- Cook in a portrait by Thomas Francisco
- Born: July 6, 1930 Newark, New Jersey, US
- Died: February 6, 2021 (aged 90) Newtown, Pennsylvania, US
- Education: Pratt Institute
- Occupations: Graphic designer, artist
- Years active: 1953–2021
- Spouse: Margit Schneider ​(m. 1955)​
- Children: 2
- Awards: Presidential Award for Design Excellence (1985)

= Rajie Cook =

Palestinian-American graphic designer (1930–2021)

Rajie Cook (July 6, 1930 – February 6, 2021), also known as Roger Cook, was a Palestinian-American graphic designer, artist, peace activist, humanitarian and photographer.

Cook was born in Newark, New Jersey, in 1930, into a Palestinian Christian family. He was president of Cook and Shanosky Associates, a graphic design firm he founded in 1967. The firm produced all forms of corporate communications including: Corporate Identity, Advertising, Signage, Annual Reports and Brochures.

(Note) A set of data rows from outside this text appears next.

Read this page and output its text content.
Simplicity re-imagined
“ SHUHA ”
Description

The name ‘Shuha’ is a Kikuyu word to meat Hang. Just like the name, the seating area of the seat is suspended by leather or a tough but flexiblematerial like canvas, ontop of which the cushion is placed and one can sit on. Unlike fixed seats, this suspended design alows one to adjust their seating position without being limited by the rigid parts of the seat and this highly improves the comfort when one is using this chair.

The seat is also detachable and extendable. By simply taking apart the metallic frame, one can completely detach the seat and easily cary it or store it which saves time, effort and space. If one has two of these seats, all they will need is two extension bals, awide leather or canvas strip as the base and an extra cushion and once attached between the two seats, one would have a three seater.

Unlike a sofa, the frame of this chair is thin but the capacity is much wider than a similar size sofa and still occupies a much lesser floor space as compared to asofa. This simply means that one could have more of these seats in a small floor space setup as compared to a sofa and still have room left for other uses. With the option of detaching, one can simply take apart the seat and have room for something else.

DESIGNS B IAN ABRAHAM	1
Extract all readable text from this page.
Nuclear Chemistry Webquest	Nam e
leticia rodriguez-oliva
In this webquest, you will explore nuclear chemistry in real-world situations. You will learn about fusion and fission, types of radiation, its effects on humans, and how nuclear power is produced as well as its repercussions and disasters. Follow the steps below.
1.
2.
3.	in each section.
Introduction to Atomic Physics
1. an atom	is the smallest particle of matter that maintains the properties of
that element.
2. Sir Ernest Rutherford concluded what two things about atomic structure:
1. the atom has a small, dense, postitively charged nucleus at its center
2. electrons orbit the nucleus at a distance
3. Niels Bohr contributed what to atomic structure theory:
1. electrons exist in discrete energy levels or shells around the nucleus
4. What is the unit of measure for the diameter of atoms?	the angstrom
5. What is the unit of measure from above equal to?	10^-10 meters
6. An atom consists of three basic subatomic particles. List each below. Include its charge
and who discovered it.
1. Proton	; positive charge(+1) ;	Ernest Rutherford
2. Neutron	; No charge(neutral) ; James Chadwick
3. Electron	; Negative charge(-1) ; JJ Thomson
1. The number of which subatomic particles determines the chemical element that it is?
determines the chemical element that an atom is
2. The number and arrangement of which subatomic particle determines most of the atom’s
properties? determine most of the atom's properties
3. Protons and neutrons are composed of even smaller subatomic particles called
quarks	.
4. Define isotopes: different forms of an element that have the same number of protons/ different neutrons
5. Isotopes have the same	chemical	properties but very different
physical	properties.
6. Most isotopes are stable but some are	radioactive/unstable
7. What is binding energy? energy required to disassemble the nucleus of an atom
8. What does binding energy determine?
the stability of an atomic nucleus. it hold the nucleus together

His graphic design and photography have been used by IBM, Container Corporation of America, Montgomery Ward, Bristol Myers Squibb, Black & Decker, Volvo, Subaru, AT&T, New York Times, Bell Atlantic, BASF, Lenox, and a number of other major international corporations.

He received the Presidential Award for Design Excellence from president Ronald Reagan and Elizabeth Dole on January 30, 1984 in the Indian Treaty Room of the Old Executive Office Building in Washington, DC. Juries under the auspices of the National Endowments chose the thirteen winners of the Federal Design Achievement Awards for the Arts.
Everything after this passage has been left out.